Touro Hospital in 1919

Photo courtesy of The Historic New Orleans Collection

New Orleans’ longest-serving hospital, Touro Infirmary, has a history as storied as New Orleans itself. The hospital was founded in 1852 by businessman and philanthropist Judah Touro. Touro purchased the Paulding Mansion in the lower Garden District and the home was converted into a 28-bed hospital, with Joseph Bensadon as the founding surgeon. The hospital was renamed in Touro’s honor after he died in 1854. During the Civil War, the hospital was converted into a home for the “Jewish Aged” to prevent it from being taken over by the Union Army.

In 1882, the hospital moved to its current location at Prytania and Aline Streets.

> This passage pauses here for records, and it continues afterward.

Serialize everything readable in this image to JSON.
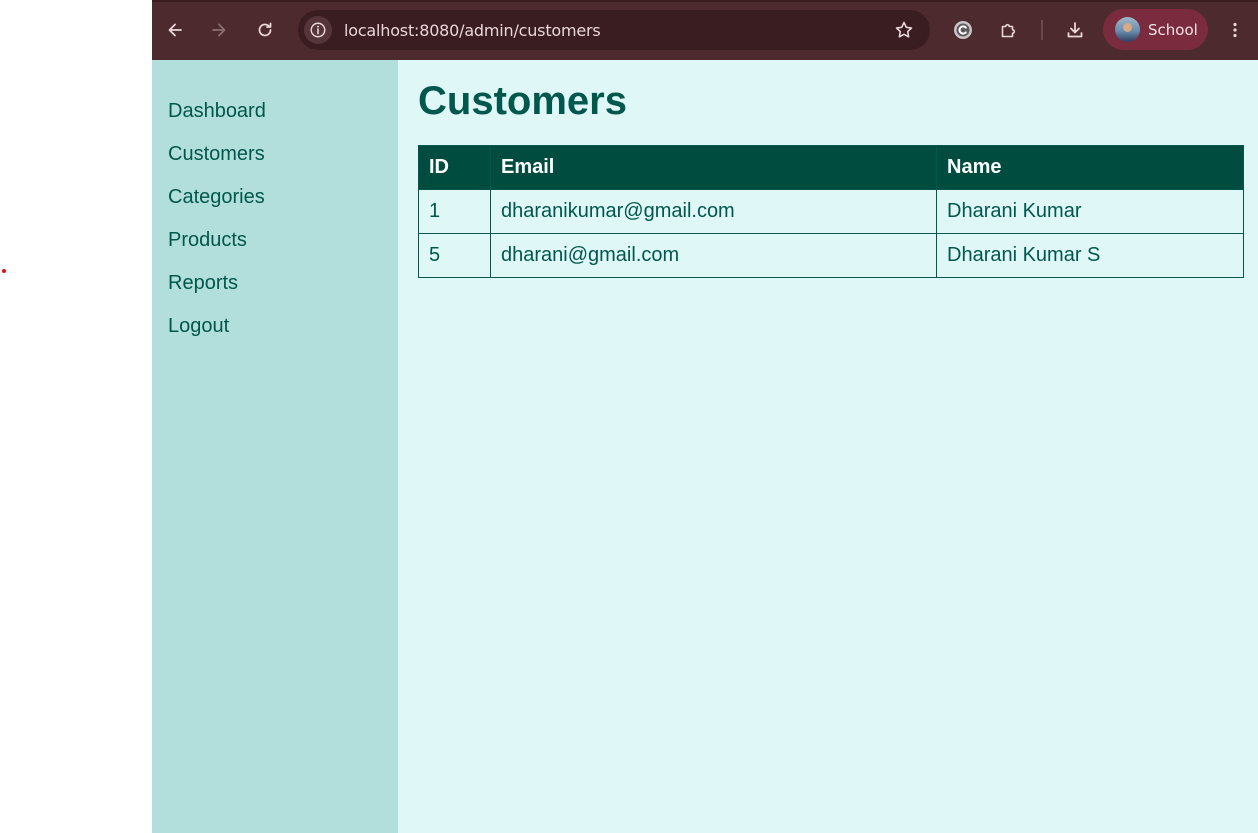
{
  "browser": {
    "url": "localhost:8080/admin/customers",
    "profile_name": "School",
    "icons": [
      "back-arrow-icon",
      "forward-arrow-icon",
      "reload-icon",
      "site-info-icon",
      "bookmark-star-icon",
      "extension-c-icon",
      "extensions-puzzle-icon",
      "download-icon",
      "kebab-menu-icon"
    ]
  },
  "sidebar": {
    "items": [
      {
        "label": "Dashboard"
      },
      {
        "label": "Customers"
      },
      {
        "label": "Categories"
      },
      {
        "label": "Products"
      },
      {
        "label": "Reports"
      },
      {
        "label": "Logout"
      }
    ]
  },
  "main": {
    "title": "Customers",
    "table": {
      "headers": [
        "ID",
        "Email",
        "Name"
      ],
      "rows": [
        [
          "1",
          "dharanikumar@gmail.com",
          "Dharani Kumar"
        ],
        [
          "5",
          "dharani@gmail.com",
          "Dharani Kumar S"
        ]
      ]
    }
  },
  "colors": {
    "toolbar": "#4d2a2e",
    "sidebar_bg": "#b2dfdb",
    "main_bg": "#e0f7f8",
    "accent": "#004d40",
    "text": "#00574b"
  }
}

The hospital began a maternity service in 1922 and purchased the city’s first incubators that year. In the 1923, the hospital was one of 15 in the United States to begin insulin testing. Six years later, the hospital opened the first physical therapy department in the city.

The hospital has continually expanded. An addition in 1965 increased the hospital’s capacity to 560 beds; a new patient complex was opened in 1977; and the Buckman Medical Office broke ground in 1980. The latest addition is a new outpatient rehabilitation center on St. Charles Avenue that opened in 2016.

The hospital was forced to close in 2005 during Hurricane Katrina, but it reopened less than a month later.

In 2009, Touro and Children’s Hospital created a two-hospital medical system, LCMC Health. In 2015, the system expanded to include University Medical Center and West Jefferson Medical Center.